Dava, ayıplı araç satışından kaynaklı misli ile değişim talebinin yanı sıra aracın onarımı için yapılan masrafların tahsili; mümkün olmaması halinde ise onarım masrafları ile birlikte araçtaki değer kaybı belirlenerek bunun tahsili isteklerine ilişkindir.

Davacı, davalı şirketten satın aldığı aracın ayıplı olduğu ve bu ayıbın üretimden kaynaklı olduğuni ileri sürmüş; davalılar ise ayıp iddialarının doğru olmadığını belirterek davanın reddine karar verilmesini talep etmiştir.

İlk derece mahkemesince taraf delilleri toplanmış, araç satış sözleşmesi ve aracın servis formları ve araçta tamire ilişkin kayıt ve belgeler getirtilip alınan bilirkişi kök ve ek  raporlar gözetilerek,  dava konusu araçta üretim ve imalat kaynaklı ayıbın bulunduğu, davacının araçtan beklenen faydayı sağlayamadığı, direksiyon kutusundaki parçanın onarımının değer kaybı oluşturmayacağı, aracın ücretsiz değişimini gerektirecek ölçüde araçta hasar oluşmadığı gerekçesi ile davacının aracın onarımı için yapmış olduğu  26.600,27 TL masrafın dava tarihinden itibaren yasal faizi ile tahsiline karar verilmiştir.

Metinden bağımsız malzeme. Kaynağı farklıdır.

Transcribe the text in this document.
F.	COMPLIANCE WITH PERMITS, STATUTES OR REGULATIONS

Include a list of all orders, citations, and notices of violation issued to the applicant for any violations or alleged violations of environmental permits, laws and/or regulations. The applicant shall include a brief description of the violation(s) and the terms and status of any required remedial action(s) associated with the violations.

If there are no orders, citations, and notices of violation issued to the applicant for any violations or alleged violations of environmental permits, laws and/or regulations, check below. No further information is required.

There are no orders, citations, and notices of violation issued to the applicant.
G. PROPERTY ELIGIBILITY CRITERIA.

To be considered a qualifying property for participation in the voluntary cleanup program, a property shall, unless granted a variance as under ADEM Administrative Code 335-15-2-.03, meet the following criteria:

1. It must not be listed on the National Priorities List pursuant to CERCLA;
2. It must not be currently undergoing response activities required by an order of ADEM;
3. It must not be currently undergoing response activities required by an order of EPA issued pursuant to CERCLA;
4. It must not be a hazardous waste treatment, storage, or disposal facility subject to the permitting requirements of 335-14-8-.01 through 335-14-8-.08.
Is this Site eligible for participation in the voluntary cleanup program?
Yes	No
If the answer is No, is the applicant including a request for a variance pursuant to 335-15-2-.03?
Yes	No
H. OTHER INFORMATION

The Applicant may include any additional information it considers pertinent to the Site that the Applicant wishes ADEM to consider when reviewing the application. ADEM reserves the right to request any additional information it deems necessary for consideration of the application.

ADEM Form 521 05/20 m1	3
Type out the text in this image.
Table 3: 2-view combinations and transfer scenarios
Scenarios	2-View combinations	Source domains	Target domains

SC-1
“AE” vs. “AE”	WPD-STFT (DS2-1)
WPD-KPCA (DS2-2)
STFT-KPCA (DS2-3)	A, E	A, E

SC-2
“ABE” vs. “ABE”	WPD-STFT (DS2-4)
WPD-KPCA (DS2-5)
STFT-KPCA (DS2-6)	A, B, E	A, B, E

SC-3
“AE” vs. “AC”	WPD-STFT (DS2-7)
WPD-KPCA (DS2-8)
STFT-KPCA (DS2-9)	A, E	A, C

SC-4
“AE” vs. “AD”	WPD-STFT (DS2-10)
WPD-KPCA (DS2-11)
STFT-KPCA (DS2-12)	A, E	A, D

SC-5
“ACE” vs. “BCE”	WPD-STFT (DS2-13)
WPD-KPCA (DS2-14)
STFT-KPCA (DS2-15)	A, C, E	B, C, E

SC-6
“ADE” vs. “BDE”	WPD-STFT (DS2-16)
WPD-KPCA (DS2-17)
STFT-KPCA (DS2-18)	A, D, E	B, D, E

Dava konusu aracın  06.08.2017 tarihinde 152.078,60 TL bedelle davacı tarafından sıfır (0) km olarak satın alındığı, davalı H.. Otomotiv'in aracın satıcısı, diğer davalı şirketin ise aracın üretisici/ithalatçısı olduğu anlaşılmaktadır.  

23.01.2018 tarihinde 15.760 km'de, 30.04.2018 tarihinde 24.210 km'de, 26.06.2018 tarihinde 30.400 km'de, 16.07.2018 tarihide 32.069 km'de, 03.09.2018 tarihinde 41.355 km'de, 05.10.2018 tarihinde 41.356 km'de, 21.12.2018 tarihinde 49.101 km'de araca servis tarafından bir takım iş ve işlemler yapıldığı; davacının 05.10.2018 tarihli işlem nedeniyle yapılan" direksiyon dişli kutusu, yürür aksam ölçümü, hidrolik direksiyon sökülmesi ve takılması, çekici ücreti" olmak üzere ihtirazi kayıt koymak suretiyle toplam 26.600,27 TL ödeme yaptığı anlaşılmaktadır.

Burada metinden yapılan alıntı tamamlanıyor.